1. Masih banyak peserta didik yang belum memiliki gagasan kreatif dan kolaboratif, meskipun telah diizinkan utnuk berdiskusi dengan temannya. Sebagian besar alur cerita sama dengan pesan moral yang sama.

2. Teks yang ditulis masih sangat minimalis, padahal sebenarnya masih bisa dikembangkan dengan daya nalar yang lebih kritis agar cerita lebih menarik.

3. Kemampuan komunikasi tertulis yang dimiliki peserta didik juga masih sangat minim. Hal ini tampak pada pengulangan kata yang sama beberapa kali sehingga teks terkesan hambar. Kata yang sering diulang itu di antaranya adalah: suatu hari… dan… setelah itu…

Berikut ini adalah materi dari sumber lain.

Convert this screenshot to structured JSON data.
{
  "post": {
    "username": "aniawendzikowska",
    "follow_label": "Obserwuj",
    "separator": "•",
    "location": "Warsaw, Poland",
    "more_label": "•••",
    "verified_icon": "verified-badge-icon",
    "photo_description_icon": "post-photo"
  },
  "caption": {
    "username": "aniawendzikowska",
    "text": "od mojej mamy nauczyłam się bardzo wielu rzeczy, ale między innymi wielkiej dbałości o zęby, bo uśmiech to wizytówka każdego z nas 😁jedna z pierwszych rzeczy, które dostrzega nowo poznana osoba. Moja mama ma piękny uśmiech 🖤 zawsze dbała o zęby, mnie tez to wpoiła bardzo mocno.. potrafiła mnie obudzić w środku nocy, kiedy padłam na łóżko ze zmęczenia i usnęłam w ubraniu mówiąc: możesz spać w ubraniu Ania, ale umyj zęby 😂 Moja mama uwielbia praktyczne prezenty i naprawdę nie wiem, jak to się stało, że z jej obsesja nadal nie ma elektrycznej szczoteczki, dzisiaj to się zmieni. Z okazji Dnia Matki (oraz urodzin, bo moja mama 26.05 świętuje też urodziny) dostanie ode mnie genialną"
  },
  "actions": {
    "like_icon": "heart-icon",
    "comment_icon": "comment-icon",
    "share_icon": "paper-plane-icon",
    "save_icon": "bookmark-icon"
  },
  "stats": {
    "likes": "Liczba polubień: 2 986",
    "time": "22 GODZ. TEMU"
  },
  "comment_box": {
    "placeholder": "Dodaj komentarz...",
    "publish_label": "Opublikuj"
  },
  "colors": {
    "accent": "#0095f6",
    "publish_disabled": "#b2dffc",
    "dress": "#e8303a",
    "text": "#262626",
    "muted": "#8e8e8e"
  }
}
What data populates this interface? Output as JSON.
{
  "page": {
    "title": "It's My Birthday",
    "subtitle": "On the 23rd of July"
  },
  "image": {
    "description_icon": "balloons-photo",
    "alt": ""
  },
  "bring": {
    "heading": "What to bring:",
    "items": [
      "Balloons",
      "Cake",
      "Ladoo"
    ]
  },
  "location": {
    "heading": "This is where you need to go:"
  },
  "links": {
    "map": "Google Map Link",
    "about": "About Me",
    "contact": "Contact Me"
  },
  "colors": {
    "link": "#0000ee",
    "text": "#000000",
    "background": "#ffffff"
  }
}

4. Struktur kalimat masih banyak yang belum konsisten mengikuti pola kalimat simple past tense. Masih banyak yang menulis cerita dengan struktur kalimat simple present tense dan present continuous tense, padahal cerita masa lalu wajib menggunakan pola kalimat simple past tense.

5. Struktur teks yang disusun peserta didik juga terkesan sangat sederhana dan belum memenuhi ketentuan minimal kalimat dan paragraf. Bahkan yang lebih menyedihkan, masih ada beberapa peserta didik yang belum mampu membedakan mana kata dan mana kalimat.

Setelah menyimpulkan hasil asesmen diagnostik ini, saya pun mengkomunikasikan tantangan ini kepada teman sejawat. Ternyata mereka pun mengalami hal yang sama. Dari sini saya kemudian memikirkan bagaimana cara mengajar materi “Recount Text” dengan pola yang berbeda. Tujuannya agar peserta didik lebih mudah memahami teori teks ini dan mudah menyusun teks sesuai ketentuan.

Saya lantas mencari berbagai referensi untuk menyikapi tantangan ini. Saya teringat dengan pesan Pak Menteri Pendidikan beberapa waktu lalu. Saat ini peserta didik perlu untuk distimulasi keterampilan berfikir 6C yang sangat dibutuhkan untuk kehidupan di masa yang akan datang. Komponen berfikir 6C itu adalah computational (komputasi), creative (kreatif), critical (kritis), collaboration (kolaborasi), communication (komunikasi), dan compassion (kasih sayang).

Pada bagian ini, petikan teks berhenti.